Credit unions continue that mission today and every day. We do it with local decisions, community investment and financial education at the core of our business model.

Credit unions are exempt from Federal and State income tax because of our structure and mission. We are member-owned, not-for-profit financial cooperatives. We promote thrift and provide access to credit for provident purposes to our members. Congress has reaffirmed this tax exemption several times since the 1930s.

Still, credit unions do pay many taxes and fees, among them payroll and property taxes. It is also important to note that share dividends paid to credit union members are taxed at the membership level.

So, what’s the difference between a credit union and a bank?

  • Credit unions are not-for-profit; banks are for-profit.
  • Credit unions may be tax exempt from corporate income tax, but we pay millions of dollars in property, sales and employment taxes.
  • Credit unions are governed by members who serve the interests of the membership and profits remain with the cooperative to benefit everyone. Banks are governed by investors who are paid from profits.

Advocating for the credit union difference

Part of looking out for the membership of this credit union is maintaining our industry’s role through advocacy in government at the state and federal level. We need to be ever vigilant and active in retaining and protecting the ability to serve you through the credit union difference. This is a bi-partisan, common sense issue.

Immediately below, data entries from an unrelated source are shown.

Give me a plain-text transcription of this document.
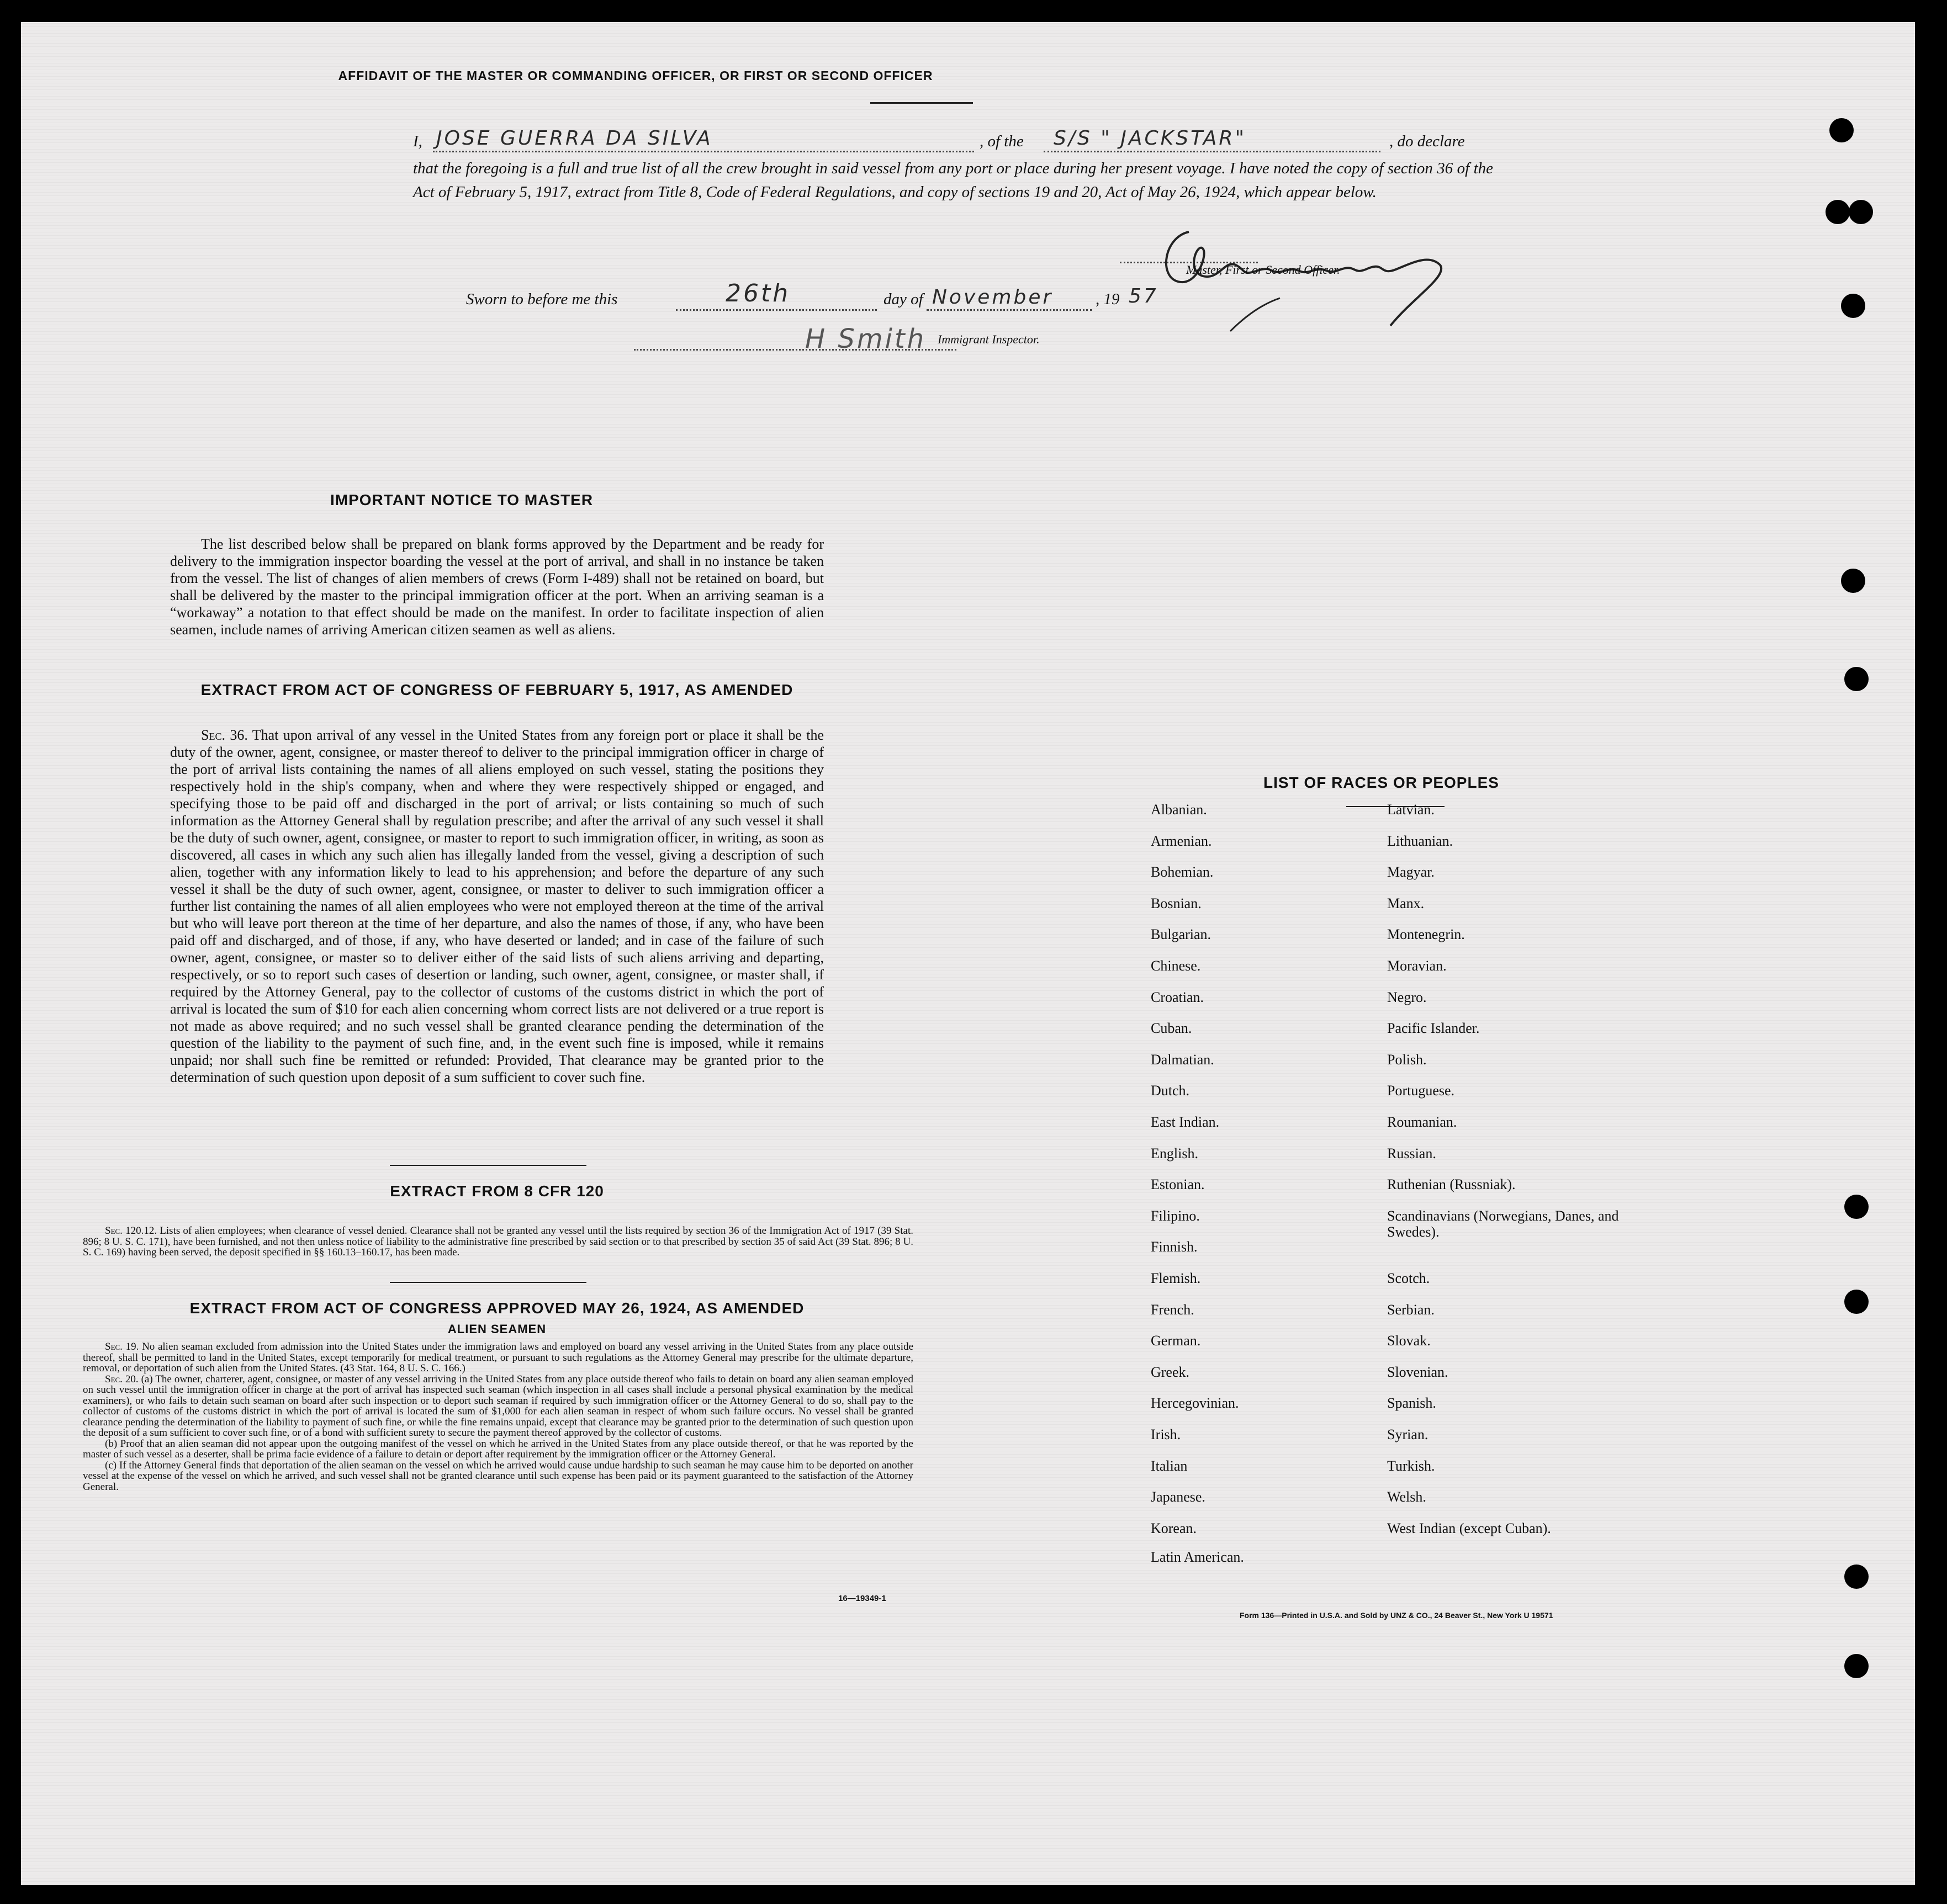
AFFIDAVIT OF THE MASTER OR COMMANDING OFFICER, OR FIRST OR SECOND OFFICER
I, JOSE GUERRA DA SILVA	, of the S/S " JACKSTAR"	, do declare
that the foregoing is a full and true list of all the crew brought in said vessel from any port or place during her present voyage. I have noted the copy of section 36 of the Act of February 5, 1917, extract from Title 8, Code of Federal Regulations, and copy of sections 19 and 20, Act of May 26, 1924, which appear below.
Master, First or Second Officer.
Sworn to before me this	26th	day of November	, 19 57
H Smith Immigrant Inspector.
IMPORTANT NOTICE TO MASTER
The list described below shall be prepared on blank forms approved by the Department and be ready for delivery to the immigration inspector boarding the vessel at the port of arrival, and shall in no instance be taken from the vessel. The list of changes of alien members of crews (Form I-489) shall not be retained on board, but shall be delivered by the master to the principal immigration officer at the port. When an arriving seaman is a “workaway” a notation to that effect should be made on the manifest. In order to facilitate inspection of alien seamen, include names of arriving American citizen seamen as well as aliens.
EXTRACT FROM ACT OF CONGRESS OF FEBRUARY 5, 1917, AS AMENDED
Sec. 36. That upon arrival of any vessel in the United States from any foreign port or place it shall be the duty of the owner, agent, consignee, or master thereof to deliver to the principal immigration officer in charge of the port of arrival lists containing the names of all aliens employed on such vessel, stating the positions they respectively hold in the ship's company, when and where they were respectively shipped or engaged, and specifying those to be paid off and discharged in the port of arrival; or lists containing so much of such information as the Attorney General shall by regulation prescribe; and after the arrival of any such vessel it shall be the duty of such owner, agent, consignee, or master to report to such immigration officer, in writing, as soon as discovered, all cases in which any such alien has illegally landed from the vessel, giving a description of such alien, together with any information likely to lead to his apprehension; and before the departure of any such vessel it shall be the duty of such owner, agent, consignee, or master to deliver to such immigration officer a further list containing the names of all alien employees who were not employed thereon at the time of the arrival but who will leave port thereon at the time of her departure, and also the names of those, if any, who have been paid off and discharged, and of those, if any, who have deserted or landed; and in case of the failure of such owner, agent, consignee, or master so to deliver either of the said lists of such aliens arriving and departing, respectively, or so to report such cases of desertion or landing, such owner, agent, consignee, or master shall, if required by the Attorney General, pay to the collector of customs of the customs district in which the port of arrival is located the sum of $10 for each alien concerning whom correct lists are not delivered or a true report is not made as above required; and no such vessel shall be granted clearance pending the determination of the question of the liability to the payment of such fine, and, in the event such fine is imposed, while it remains unpaid; nor shall such fine be remitted or refunded: Provided, That clearance may be granted prior to the determination of such question upon deposit of a sum sufficient to cover such fine.
EXTRACT FROM 8 CFR 120
Sec. 120.12. Lists of alien employees; when clearance of vessel denied. Clearance shall not be granted any vessel until the lists required by section 36 of the Immigration Act of 1917 (39 Stat. 896; 8 U. S. C. 171), have been furnished, and not then unless notice of liability to the administrative fine prescribed by said section or to that prescribed by section 35 of said Act (39 Stat. 896; 8 U. S. C. 169) having been served, the deposit specified in §§ 160.13–160.17, has been made.
EXTRACT FROM ACT OF CONGRESS APPROVED MAY 26, 1924, AS AMENDED
ALIEN SEAMEN
Sec. 19. No alien seaman excluded from admission into the United States under the immigration laws and employed on board any vessel arriving in the United States from any place outside thereof, shall be permitted to land in the United States, except temporarily for medical treatment, or pursuant to such regulations as the Attorney General may prescribe for the ultimate departure, removal, or deportation of such alien from the United States. (43 Stat. 164, 8 U. S. C. 166.)
Sec. 20. (a) The owner, charterer, agent, consignee, or master of any vessel arriving in the United States from any place outside thereof who fails to detain on board any alien seaman employed on such vessel until the immigration officer in charge at the port of arrival has inspected such seaman (which inspection in all cases shall include a personal physical examination by the medical examiners), or who fails to detain such seaman on board after such inspection or to deport such seaman if required by such immigration officer or the Attorney General to do so, shall pay to the collector of customs of the customs district in which the port of arrival is located the sum of $1,000 for each alien seaman in respect of whom such failure occurs. No vessel shall be granted clearance pending the determination of the liability to payment of such fine, or while the fine remains unpaid, except that clearance may be granted prior to the determination of such question upon the deposit of a sum sufficient to cover such fine, or of a bond with sufficient surety to secure the payment thereof approved by the collector of customs.
(b) Proof that an alien seaman did not appear upon the outgoing manifest of the vessel on which he arrived in the United States from any place outside thereof, or that he was reported by the master of such vessel as a deserter, shall be prima facie evidence of a failure to detain or deport after requirement by the immigration officer or the Attorney General.
(c) If the Attorney General finds that deportation of the alien seaman on the vessel on which he arrived would cause undue hardship to such seaman he may cause him to be deported on another vessel at the expense of the vessel on which he arrived, and such vessel shall not be granted clearance until such expense has been paid or its payment guaranteed to the satisfaction of the Attorney General.
16—19349-1
LIST OF RACES OR PEOPLES
Form 136—Printed in U.S.A. and Sold by UNZ & CO., 24 Beaver St., New York U 19571
Albanian.
Armenian.
Bohemian.
Bosnian.
Bulgarian.
Chinese.
Croatian.
Cuban.
Dalmatian.
Dutch.
East Indian.
English.
Estonian.
Filipino.
Finnish.
Flemish.
French.
German.
Greek.
Hercegovinian.
Irish.
Italian
Japanese.
Korean.
Latin American.
Latvian.
Lithuanian.
Magyar.
Manx.
Montenegrin.
Moravian.
Negro.
Pacific Islander.
Polish.
Portuguese.
Roumanian.
Russian.
Ruthenian (Russniak).
Scandinavians (Norwegians, Danes, and Swedes).
Scotch.
Serbian.
Slovak.
Slovenian.
Spanish.
Syrian.
Turkish.
Welsh.
West Indian (except Cuban).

When we can see that new or existing legislation, or the lack of it, will affect your sound financial future and our ability to serve your needs in the credit union way, we may ask you to unite as a membership in raising awareness.

While credit union membership nationally now exceeds 103 million, our true market share of the entire financial industry has only increased 1.6 percent over the last 25 years to 6.8 percent as you can see in the graph below. It also highlights that the top 10 largest banks continue to dominate the nation’s financial market. Banks have their definite role in this country’s economy, but the options for Americans are growing fewer every year, and one size doesn’t fit all.

As our government seeks to protect the consumer, so, too, do they create an excessive regulatory environment that sometimes affects not only too-big-to-fail Wall Street, but also the credit unions and community banks of Main Street.

All said, Oregon State Credit Union values the honor to serve you and wants to maintain that ability for your long-term future.